Sunday, June 12, 2011
This photo was taken last year while I was knee deep in notepads and textbooks, frantically studying for my end of semester exams. While I sit here now, only three days out from my first exam, I can't help but feel the same all over again. I'm not going to lie, I am seriously stressed out!!! I am a walking sack of sadness and definitely not any sort of pleasure to be around. I haven't actually cried yet, although I've come pretty close.
I think my mind starts to play tricks on me during an exam period. I can become so indecisive, and thinking too much actually makes my brain hurt. I keep looking to other people to make my decisions for me. I don't know whether to finish the chapter, or go take a shower. To write another set of notes, or to take a break to eat. Even the question of what to have for dinner (something I usually love planning) was too much to handle the other night.

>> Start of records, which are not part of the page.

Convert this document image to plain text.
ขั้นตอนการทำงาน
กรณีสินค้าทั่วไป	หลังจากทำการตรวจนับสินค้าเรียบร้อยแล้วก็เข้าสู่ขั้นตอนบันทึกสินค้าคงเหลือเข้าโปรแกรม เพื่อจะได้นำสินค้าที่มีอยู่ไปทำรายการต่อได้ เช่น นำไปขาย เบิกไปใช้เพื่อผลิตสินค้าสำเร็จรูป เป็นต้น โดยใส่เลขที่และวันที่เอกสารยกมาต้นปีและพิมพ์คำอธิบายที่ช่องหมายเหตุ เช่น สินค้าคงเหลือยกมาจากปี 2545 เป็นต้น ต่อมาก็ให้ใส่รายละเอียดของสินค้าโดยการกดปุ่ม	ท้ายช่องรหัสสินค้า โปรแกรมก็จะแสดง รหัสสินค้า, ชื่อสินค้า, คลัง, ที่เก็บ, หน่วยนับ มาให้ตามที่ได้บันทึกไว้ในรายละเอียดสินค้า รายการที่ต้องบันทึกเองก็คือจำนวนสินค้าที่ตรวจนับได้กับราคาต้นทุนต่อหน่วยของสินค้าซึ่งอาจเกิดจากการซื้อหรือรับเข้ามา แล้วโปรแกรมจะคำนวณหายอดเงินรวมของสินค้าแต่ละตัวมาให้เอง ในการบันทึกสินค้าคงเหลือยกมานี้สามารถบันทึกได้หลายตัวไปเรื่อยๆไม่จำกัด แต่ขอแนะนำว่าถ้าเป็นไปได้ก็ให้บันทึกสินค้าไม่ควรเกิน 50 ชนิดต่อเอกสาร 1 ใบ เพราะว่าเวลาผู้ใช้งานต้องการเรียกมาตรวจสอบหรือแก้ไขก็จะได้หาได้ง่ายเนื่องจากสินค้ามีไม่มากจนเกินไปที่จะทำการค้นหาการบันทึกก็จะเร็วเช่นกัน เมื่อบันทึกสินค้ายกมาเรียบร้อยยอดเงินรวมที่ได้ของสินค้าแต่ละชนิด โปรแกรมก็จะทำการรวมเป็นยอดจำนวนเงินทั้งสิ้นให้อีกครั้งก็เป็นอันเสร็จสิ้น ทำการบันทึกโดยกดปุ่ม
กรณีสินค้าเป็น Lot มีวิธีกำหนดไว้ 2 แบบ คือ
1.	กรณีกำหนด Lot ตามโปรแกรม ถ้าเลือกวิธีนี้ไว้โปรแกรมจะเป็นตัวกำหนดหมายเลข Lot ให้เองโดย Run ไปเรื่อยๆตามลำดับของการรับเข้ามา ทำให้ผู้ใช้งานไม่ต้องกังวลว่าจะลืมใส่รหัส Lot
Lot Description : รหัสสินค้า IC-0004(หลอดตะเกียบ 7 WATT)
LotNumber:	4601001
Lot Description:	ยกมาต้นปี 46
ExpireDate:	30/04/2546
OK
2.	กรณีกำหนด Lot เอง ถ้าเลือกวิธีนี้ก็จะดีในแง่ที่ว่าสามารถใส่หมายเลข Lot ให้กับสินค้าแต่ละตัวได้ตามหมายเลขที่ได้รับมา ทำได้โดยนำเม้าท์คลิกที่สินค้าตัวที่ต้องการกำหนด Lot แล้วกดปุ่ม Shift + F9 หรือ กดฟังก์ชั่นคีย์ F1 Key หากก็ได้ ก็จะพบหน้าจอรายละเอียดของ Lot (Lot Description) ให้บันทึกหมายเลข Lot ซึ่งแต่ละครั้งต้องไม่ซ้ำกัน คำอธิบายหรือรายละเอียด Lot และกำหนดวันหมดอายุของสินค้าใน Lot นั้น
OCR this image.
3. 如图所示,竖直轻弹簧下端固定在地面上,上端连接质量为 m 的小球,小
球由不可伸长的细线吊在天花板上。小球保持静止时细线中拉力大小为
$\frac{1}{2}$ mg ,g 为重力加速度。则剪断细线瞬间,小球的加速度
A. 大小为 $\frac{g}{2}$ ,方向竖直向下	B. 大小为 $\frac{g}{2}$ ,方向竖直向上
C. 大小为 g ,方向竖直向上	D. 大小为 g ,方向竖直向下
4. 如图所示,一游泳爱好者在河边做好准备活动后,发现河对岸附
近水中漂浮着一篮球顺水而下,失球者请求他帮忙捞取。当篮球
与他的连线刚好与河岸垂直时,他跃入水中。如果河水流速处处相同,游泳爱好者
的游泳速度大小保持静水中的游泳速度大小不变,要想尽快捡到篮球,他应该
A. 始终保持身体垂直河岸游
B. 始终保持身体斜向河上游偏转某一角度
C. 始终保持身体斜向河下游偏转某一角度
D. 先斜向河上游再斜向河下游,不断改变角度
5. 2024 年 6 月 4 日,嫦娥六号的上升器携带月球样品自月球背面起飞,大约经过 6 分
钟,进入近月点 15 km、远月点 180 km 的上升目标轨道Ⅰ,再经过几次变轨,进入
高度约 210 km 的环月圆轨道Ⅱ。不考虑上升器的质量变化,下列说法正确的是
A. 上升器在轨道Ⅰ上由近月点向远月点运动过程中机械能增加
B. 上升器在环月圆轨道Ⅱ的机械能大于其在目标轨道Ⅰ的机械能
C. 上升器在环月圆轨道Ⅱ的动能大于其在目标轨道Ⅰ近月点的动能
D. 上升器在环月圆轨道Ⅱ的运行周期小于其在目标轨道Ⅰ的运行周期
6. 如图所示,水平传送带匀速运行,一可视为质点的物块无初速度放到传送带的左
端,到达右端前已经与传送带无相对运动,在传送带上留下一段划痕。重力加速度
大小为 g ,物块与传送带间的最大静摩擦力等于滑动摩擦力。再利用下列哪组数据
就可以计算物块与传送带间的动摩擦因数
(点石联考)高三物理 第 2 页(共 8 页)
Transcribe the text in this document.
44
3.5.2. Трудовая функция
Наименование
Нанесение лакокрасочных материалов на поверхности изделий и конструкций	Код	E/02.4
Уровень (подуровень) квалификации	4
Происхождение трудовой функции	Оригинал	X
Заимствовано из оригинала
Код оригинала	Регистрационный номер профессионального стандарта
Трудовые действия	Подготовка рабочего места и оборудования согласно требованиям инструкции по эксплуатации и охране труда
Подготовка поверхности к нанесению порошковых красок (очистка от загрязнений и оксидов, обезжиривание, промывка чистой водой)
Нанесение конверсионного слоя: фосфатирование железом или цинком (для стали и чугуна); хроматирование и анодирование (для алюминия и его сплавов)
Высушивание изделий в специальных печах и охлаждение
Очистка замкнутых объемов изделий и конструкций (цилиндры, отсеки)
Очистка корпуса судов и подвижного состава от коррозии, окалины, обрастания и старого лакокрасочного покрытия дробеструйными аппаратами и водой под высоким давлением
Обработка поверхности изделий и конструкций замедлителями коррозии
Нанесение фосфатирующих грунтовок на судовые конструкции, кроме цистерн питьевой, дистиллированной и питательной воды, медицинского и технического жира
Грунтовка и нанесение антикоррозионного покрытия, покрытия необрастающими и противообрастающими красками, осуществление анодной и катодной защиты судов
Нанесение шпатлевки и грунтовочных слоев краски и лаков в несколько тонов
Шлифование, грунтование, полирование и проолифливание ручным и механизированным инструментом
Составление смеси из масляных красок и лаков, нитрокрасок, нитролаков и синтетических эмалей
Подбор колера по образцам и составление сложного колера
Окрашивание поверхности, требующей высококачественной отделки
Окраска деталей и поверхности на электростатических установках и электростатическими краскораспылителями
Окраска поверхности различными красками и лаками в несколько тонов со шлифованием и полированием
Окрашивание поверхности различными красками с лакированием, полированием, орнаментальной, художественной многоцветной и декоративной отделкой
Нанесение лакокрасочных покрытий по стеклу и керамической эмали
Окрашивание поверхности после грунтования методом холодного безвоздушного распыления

I've 'ummed' and 'arred' over the possibility of leaving this study desk a couple of times this (long) weekend. Just to relax for a while and enjoy the company of friends. I even started to put my jeans on once. But every time I think about going out, I am instantly plagued with a guilt that sees me running back to this very chair.
I'm just glad that the idea of a holiday, with an empty schedule and complete freedom, is such a strong motivator! I'm longing for a few spare hours to catch up on all those daily blog reads I am subscribed to, because I feel a little neglecting right now.